SADECE BİR TARAFIN ÇABASI KİLİDİ AÇMIYOR: Kıbrıs meselesinin Kıbrıs Türk halkının meşru haklarını ve güvenliğini temin edecek şekilde adil, kalıcı, sürdürülebilir bir çözüme kavuşturulması önceliğimizdir. Yapıcı fikirler sunduk, iyi niyetli çaba gösterdik. Ancak sadece bir tarafın çabası, çözümün kilidini açmaya yetmiyor. Kıbrıs Türkü 2004 yılında çözüm için dünya ile bütünleşmek adına Annan Planına 'evet' dedi. Rum tarafı ise masada planı kabul eden liderlerinin bizzat yürüttüğü hayır kampanyası sonucunda, Kıbrıs Türkü ile ortak bir gelecek kurmayı reddetti. 2017'de İsviçre'de Rum tarafı Kıbrıs Türküyle bırakın siyasi gücü refahı, hastaneleri bile paylaşmam diyerek yine masadan kaçtı.
DÜNÜN GÜNEŞİ İLE BUGÜNÜN ÇAMAŞIRI KURUTULMAZ: Gerek Kofi Annan, gerekse Yunanistan hep beraber masada oturduk konuştuk. Görüşmelerin sonucunda ne yazık ki iş referanduma gelince iş değişti. Kuzey Kıbrıs evet dedi, güney ise hayır dedi. Bunlar yaşanan gerçekler. Avrupa Birliği atılan bu adımlara rağmen, verilen sözleri yerine getirmedi. İdari ve mali noktada vermeleri gereken destekleri KKTC'ye vermediler. O gün nasıl yalan söyledilerse, bugün de yalan söylüyorlar. Özellikle son 50 yılda süren görüşmelerin neticesinde, şu gerçeği çok iyi biliyoruz. Kıbrıs'ta 1963'te silah zoruyla bozulan, 1974 de ise Yunan cuntasının darbesi ile tamamen ortadan kalkan ortaklığı, Rumlarla birlikte yeniden tesis etmek mümkün değil. Eskilerin dediği gibi; dünün güneşi ile bugünün çamaşırı kurutulmaz.

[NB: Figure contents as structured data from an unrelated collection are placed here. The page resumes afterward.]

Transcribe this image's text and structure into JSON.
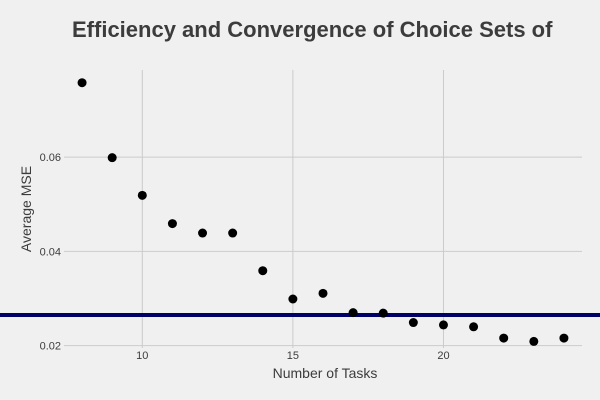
{
  "chart_data": {
    "type": "scatter",
    "title": "Efficiency and Convergence of Choice Sets of",
    "xlabel": "Number of Tasks",
    "ylabel": "Average MSE",
    "xlim": [
      7.4,
      24.6
    ],
    "ylim": [
      0.0195,
      0.0785
    ],
    "xticks": [
      10,
      15,
      20
    ],
    "yticks": [
      0.02,
      0.04,
      0.06
    ],
    "x_tick_labels": [
      "10",
      "15",
      "20"
    ],
    "y_tick_labels": [
      "0.02",
      "0.04",
      "0.06"
    ],
    "grid": true,
    "x": [
      8,
      9,
      10,
      11,
      12,
      13,
      14,
      15,
      16,
      17,
      18,
      19,
      20,
      21,
      22,
      23,
      24
    ],
    "y": [
      0.0758,
      0.0599,
      0.0519,
      0.0459,
      0.0439,
      0.0439,
      0.0359,
      0.0299,
      0.0311,
      0.027,
      0.0269,
      0.0249,
      0.0244,
      0.024,
      0.0216,
      0.0209,
      0.0216
    ],
    "hline": {
      "y": 0.0265,
      "color": "#000066"
    },
    "point_color": "#000000",
    "background_color": "#f0f0f0",
    "grid_color": "#cbcbcb",
    "text_color": "#3c3c3c"
  }
}
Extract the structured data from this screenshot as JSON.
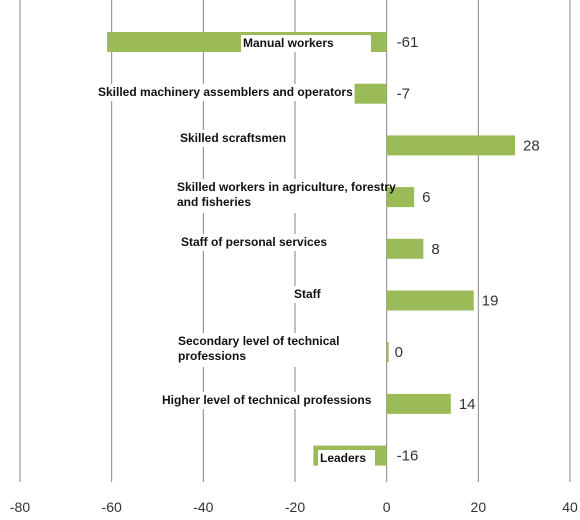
{
  "chart_data": {
    "type": "bar",
    "orientation": "horizontal",
    "categories": [
      "Manual workers",
      "Skilled machinery assemblers and operators",
      "Skilled scraftsmen",
      "Skilled workers in agriculture, forestry and fisheries",
      "Staff of personal services",
      "Staff",
      "Secondary level of technical professions",
      "Higher level of technical professions",
      "Leaders"
    ],
    "values": [
      -61,
      -7,
      28,
      6,
      8,
      19,
      0,
      14,
      -16
    ],
    "value_labels": [
      "-61",
      "-7",
      "28",
      "6",
      "8",
      "19",
      "0",
      "14",
      "-16"
    ],
    "xlim": [
      -80,
      40
    ],
    "x_ticks": [
      -80,
      -60,
      -40,
      -20,
      0,
      20,
      40
    ],
    "grid": "vertical",
    "legend": "none",
    "bar_color": "#9bbb59",
    "title": "",
    "xlabel": "",
    "ylabel": ""
  }
}
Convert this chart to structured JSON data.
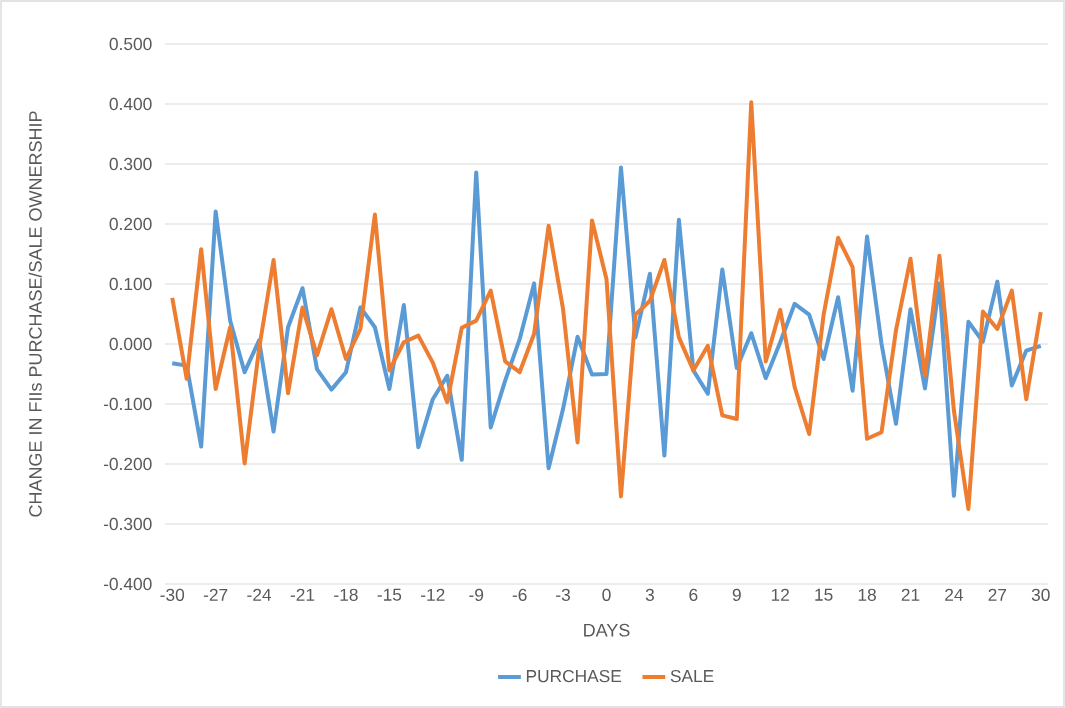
{
  "chart_data": {
    "type": "line",
    "xlabel": "DAYS",
    "ylabel": "CHANGE IN FIIs PURCHASE/SALE OWNERSHIP",
    "x": [
      -30,
      -29,
      -28,
      -27,
      -26,
      -25,
      -24,
      -23,
      -22,
      -21,
      -20,
      -19,
      -18,
      -17,
      -16,
      -15,
      -14,
      -13,
      -12,
      -11,
      -10,
      -9,
      -8,
      -7,
      -6,
      -5,
      -4,
      -3,
      -2,
      -1,
      0,
      1,
      2,
      3,
      4,
      5,
      6,
      7,
      8,
      9,
      10,
      11,
      12,
      13,
      14,
      15,
      16,
      17,
      18,
      19,
      20,
      21,
      22,
      23,
      24,
      25,
      26,
      27,
      28,
      29,
      30
    ],
    "series": [
      {
        "name": "PURCHASE",
        "color": "#5b9bd5",
        "values": [
          -0.032,
          -0.036,
          -0.171,
          0.221,
          0.039,
          -0.047,
          0.006,
          -0.146,
          0.028,
          0.093,
          -0.042,
          -0.076,
          -0.047,
          0.061,
          0.028,
          -0.075,
          0.065,
          -0.172,
          -0.092,
          -0.053,
          -0.193,
          0.286,
          -0.139,
          -0.061,
          0.008,
          0.101,
          -0.207,
          -0.108,
          0.012,
          -0.051,
          -0.05,
          0.294,
          0.011,
          0.117,
          -0.186,
          0.207,
          -0.044,
          -0.083,
          0.124,
          -0.04,
          0.018,
          -0.057,
          0.003,
          0.067,
          0.049,
          -0.025,
          0.078,
          -0.078,
          0.179,
          0.0,
          -0.133,
          0.058,
          -0.074,
          0.101,
          -0.253,
          0.037,
          0.004,
          0.104,
          -0.069,
          -0.011,
          -0.003
        ]
      },
      {
        "name": "SALE",
        "color": "#ed7d31",
        "values": [
          0.077,
          -0.058,
          0.158,
          -0.075,
          0.028,
          -0.199,
          -0.008,
          0.14,
          -0.082,
          0.061,
          -0.019,
          0.058,
          -0.025,
          0.025,
          0.216,
          -0.044,
          0.003,
          0.014,
          -0.031,
          -0.097,
          0.027,
          0.039,
          0.089,
          -0.029,
          -0.047,
          0.017,
          0.197,
          0.058,
          -0.164,
          0.206,
          0.108,
          -0.254,
          0.049,
          0.072,
          0.14,
          0.011,
          -0.044,
          -0.003,
          -0.119,
          -0.125,
          0.403,
          -0.029,
          0.057,
          -0.072,
          -0.15,
          0.049,
          0.177,
          0.128,
          -0.158,
          -0.147,
          0.023,
          0.142,
          -0.053,
          0.147,
          -0.111,
          -0.275,
          0.054,
          0.025,
          0.089,
          -0.092,
          0.053
        ]
      }
    ],
    "xlim": [
      -30.5,
      30.5
    ],
    "xticks": [
      -30,
      -27,
      -24,
      -21,
      -18,
      -15,
      -12,
      -9,
      -6,
      -3,
      0,
      3,
      6,
      9,
      12,
      15,
      18,
      21,
      24,
      27,
      30
    ],
    "ylim": [
      -0.4,
      0.5
    ],
    "yticks": [
      {
        "value": -0.4,
        "label": "-0.400"
      },
      {
        "value": -0.3,
        "label": "-0.300"
      },
      {
        "value": -0.2,
        "label": "-0.200"
      },
      {
        "value": -0.1,
        "label": "-0.100"
      },
      {
        "value": 0,
        "label": "0.000"
      },
      {
        "value": 0.1,
        "label": "0.100"
      },
      {
        "value": 0.2,
        "label": "0.200"
      },
      {
        "value": 0.3,
        "label": "0.300"
      },
      {
        "value": 0.4,
        "label": "0.400"
      },
      {
        "value": 0.5,
        "label": "0.500"
      }
    ],
    "grid": "y",
    "legend": "bottom"
  }
}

DİPLOMASİ OYUNLARI TAHAMMÜL KALMADI: Bugün Kıbrıs'ta iki ayrı devlet var. Egemen eşitlik temelinde iki devletli çözümün konuşulması ve müzakere edilmesi gerekiyor. KKTC halkının iradesi de son seçimlerde bu yönde tecelli etti. Rumlar iktidarı ve refahı, Ada'nın ortak sahibi Kıbrıs Türkleriyle eşit olarak paylaşmak istemiyor. Hidrokarbon kaynaklarda, Kıbrıs Türkleri ile masaya oturmaktan sürekli kaçmalarının nedeni de budur. Garantör ülke olarak bizim ve KKTC'nin de bu diplomasi oyunlarına artık tahammülümüz kalmamıştır.


KENDİ CUMHURBAŞKANINI RUM TARAFINA ŞİKAYET EDENLER: KKTC'de yaşayıp, kendi cumhurbaşkanını, Güney Kıbrıs'ın başındaki sözde yöneticilere şikayet edenlerle, Güney Kıbrıs güç devşireceğini zannediyorsa, aldandığını ve aldanacağını bilmelidir. Sözde paçavralar, maalesef kendi cumhurbaşkanını kalkıp, sözde cumhurbaşkanına şikayet ederse, bunun akıbeti nereye varır, benim sevgili kardeşlerim bunu gayet iyi biliyor.